A obra se constitui como um agenciamento que se divide e se conecta em três partes: é um desenho em areia, na reprodução de Malevich, múltiplo provisório que deve ser visto no início da mostra e que logo será perdido; é também a própria máquina desejante que funciona ao longo de todo o período expositivo; e finalmente o borrão na versão final. Ao solicitar do espectador que seja vista assim, em sua duração, como se fosse um pequeno teatro do absurdo, ou um organismo vivo, a obra questiona seu próprio estatuto de imagem em nome de uma existência mais móvel.
Por fim, as pinturas sobre papel (ou desenhos, como o artista intitula) parecem prestar tributo a Mark Rothko, para quem a cor é coisa desmaterializada, jamais refém dos contornos da forma - fruto da melhor fusão entre Turner e Matisse. Mas se o mestre judeu aspirava à ordem, à estabilidade e à assimetria equilibrada, em busca de um ideal metafísico conquistado por meio da forma abstrata (eis a lição de Mondrian), em Nuno resta desconfiança, tensão, desintegração e materialismo. Se em Rothko a cor vaporosa é resultado de uma espécie de técnica de aquarela traduzida para o óleo, nos desenhos de Nuno o papel pesa com camadas de tinta espessa. Rothko organiza seu fluxo compositivo a partir de uma sucessão de faixas horizontais dispostas verticalmente, enquanto Nuno joga com a sobreposição, estabelecendo uma relação crítica entre figura e fundo.
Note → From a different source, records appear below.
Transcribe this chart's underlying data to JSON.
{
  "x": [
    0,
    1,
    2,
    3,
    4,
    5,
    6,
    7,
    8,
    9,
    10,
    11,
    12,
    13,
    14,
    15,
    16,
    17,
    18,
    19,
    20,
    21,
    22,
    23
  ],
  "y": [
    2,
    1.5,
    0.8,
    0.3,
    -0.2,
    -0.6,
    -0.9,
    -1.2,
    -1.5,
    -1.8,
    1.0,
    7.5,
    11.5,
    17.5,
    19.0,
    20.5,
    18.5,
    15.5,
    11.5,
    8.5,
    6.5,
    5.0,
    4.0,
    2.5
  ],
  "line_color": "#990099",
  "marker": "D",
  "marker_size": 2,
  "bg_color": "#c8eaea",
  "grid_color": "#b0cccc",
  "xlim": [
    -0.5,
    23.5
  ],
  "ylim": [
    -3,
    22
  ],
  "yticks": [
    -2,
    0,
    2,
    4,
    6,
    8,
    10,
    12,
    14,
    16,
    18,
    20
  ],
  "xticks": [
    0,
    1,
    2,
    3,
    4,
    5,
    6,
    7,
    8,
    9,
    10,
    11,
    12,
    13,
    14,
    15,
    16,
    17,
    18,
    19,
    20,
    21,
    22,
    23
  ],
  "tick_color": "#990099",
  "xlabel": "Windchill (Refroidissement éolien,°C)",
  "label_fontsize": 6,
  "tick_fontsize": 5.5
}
Nessas obras, o artista produz relevos geométricos encorpados de tinta que, cobertos por camadas subsequentes, fazem da forma uma sombra guardada e sufocada sob a superfície, por vezes buscando emergir, em conflito. Tal procedimento é ainda conjugado com linhas orgânicas adquiridas através de monotipia, produzindo sulcos finos que se espalham e “machucam” as grandes massas de óleo. Mais velozes e feitos “às cegas”, eles se contrapõem a um efeito mais contemplativo de fundo. Aqui, a fantasia incorpórea do sublime está abafada pela realidade material da pintura, e existe senão como memória ou eco, já desencontrada de sua ambição espiritual.
“Los pasos perdidos” é uma exposição cuja força, por meio de seus três conjuntos de obras, parece residir nesse movimento duplo de, por um lado, voltar a observar um objeto amado e, por outro, refazê-lo à sua maneira, reconstruir algo de sua primeira energia. Nesse movimento, muito fica pelo caminho - perde-se algo do referente, o objeto perdido nunca mais será o mesmo, erra-se na tentativa de reprodução - mas uma intensidade renovadora emerge. Ou seja, a obra troca de pele, e faz sua própria metamorfose.
Essa é, afinal, para Nuno Ramos, conforme diz na entrevista já mencionada, “a coisa toda de fazer arte”: “tentar voltar ao primeiro livro, voltar à primeira versão do livro que eu li, onde as coisas estavam ali mesmo, me esperando”. Na ocasião, o artista se referia a uma releitura decepcionante que fez do livro mais amado da sua infância, Robinson Crusoé, refletindo a partir daí sobre qual seria “o sentido de alguém ficar tentando refazer o que se perdeu”. Sua conclusão é reveladora justamente ao esclarecer uma espécie de motor de sua obra. “Houve para mim uma separação de algo que amei perdidamente”, disse o artista sobre o livro de Daniel Defoe, mas poderia estar falando das suas pinturas derretidas, seus monstros, de Rothko e Malevich, los pasos perdidos.